When it comes to torrents and digital piracy, users’ behaviours online are usually tackled under a variety of points of view, which include ethics, laws and copyright issues. But what about the file themselves, whose content is usually ‘invisible’ when people are sharing it via BitTorrent? What if you could have a glimpse of that hidden activity in the form of a real-time ultimate mash-up, made of an endless flow of media shared on peer-to-peer networks?
With The Pirate Cinema, a project created by Nicolas Maigret and based on data interception software, what is distributed through file sharing platforms is made visible as a flux of fragments of audio-visual files from all over the world.

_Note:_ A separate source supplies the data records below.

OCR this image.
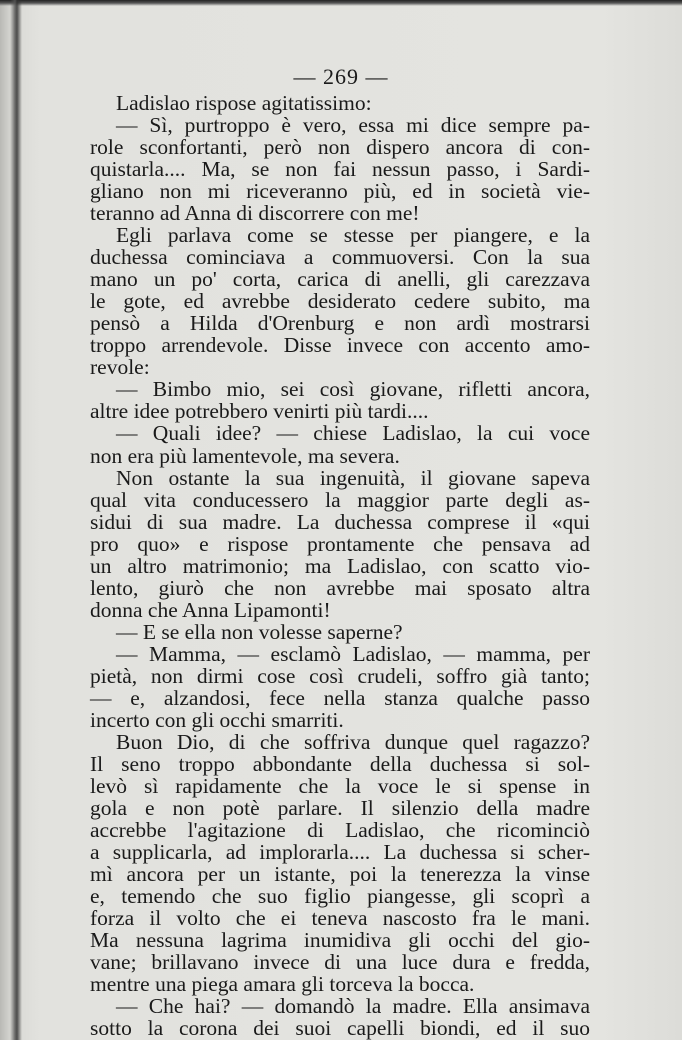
— 269 —
Ladislao rispose agitatissimo:
— Sì, purtroppo è vero, essa mi dice sempre pa-
role sconfortanti, però non dispero ancora di con-
quistarla.... Ma, se non fai nessun passo, i Sardi-
gliano non mi riceveranno più, ed in società vie-
teranno ad Anna di discorrere con me!
Egli parlava come se stesse per piangere, e la
duchessa cominciava a commuoversi. Con la sua
mano un po' corta, carica di anelli, gli carezzava
le gote, ed avrebbe desiderato cedere subito, ma
pensò a Hilda d'Orenburg e non ardì mostrarsi
troppo arrendevole. Disse invece con accento amo-
revole:
— Bimbo mio, sei così giovane, rifletti ancora,
altre idee potrebbero venirti più tardi....
— Quali idee? — chiese Ladislao, la cui voce
non era più lamentevole, ma severa.
Non ostante la sua ingenuità, il giovane sapeva
qual vita conducessero la maggior parte degli as-
sidui di sua madre. La duchessa comprese il «qui
pro quo» e rispose prontamente che pensava ad
un altro matrimonio; ma Ladislao, con scatto vio-
lento, giurò che non avrebbe mai sposato altra
donna che Anna Lipamonti!
— E se ella non volesse saperne?
— Mamma, — esclamò Ladislao, — mamma, per
pietà, non dirmi cose così crudeli, soffro già tanto;
— e, alzandosi, fece nella stanza qualche passo
incerto con gli occhi smarriti.
Buon Dio, di che soffriva dunque quel ragazzo?
Il seno troppo abbondante della duchessa si sol-
levò sì rapidamente che la voce le si spense in
gola e non potè parlare. Il silenzio della madre
accrebbe l'agitazione di Ladislao, che ricominciò
a supplicarla, ad implorarla.... La duchessa si scher-
mì ancora per un istante, poi la tenerezza la vinse
e, temendo che suo figlio piangesse, gli scoprì a
forza il volto che ei teneva nascosto fra le mani.
Ma nessuna lagrima inumidiva gli occhi del gio-
vane; brillavano invece di una luce dura e fredda,
mentre una piega amara gli torceva la bocca.
— Che hai? — domandò la madre. Ella ansimava
sotto la corona dei suoi capelli biondi, ed il suo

These images are restlessly screened almost at a subliminal speed. Or at least this is the experience you get when you stream this investigation into P2P architecture from the website of the project.
When screened in a physical space in the form of a more conventional video art installation, The Pirate Cinema becomes instead a cinematic collage that can be experienced in the room of an art gallery. In this case, the system downloads the most viewed torrents and data are projected onto multiple screens.
In its third incarnation, The Pirate Cinema can also be executed by a performer, a sort of multimedia dj who selects movies and mp3s which are downloaded and screened live. In this case, the system becomes a sort of instrument that can be played in real time.
Finally, the project also has a release in the form of a book which offers a critical view on piracy wars. Overall, food for thought. Or, better, for the eye.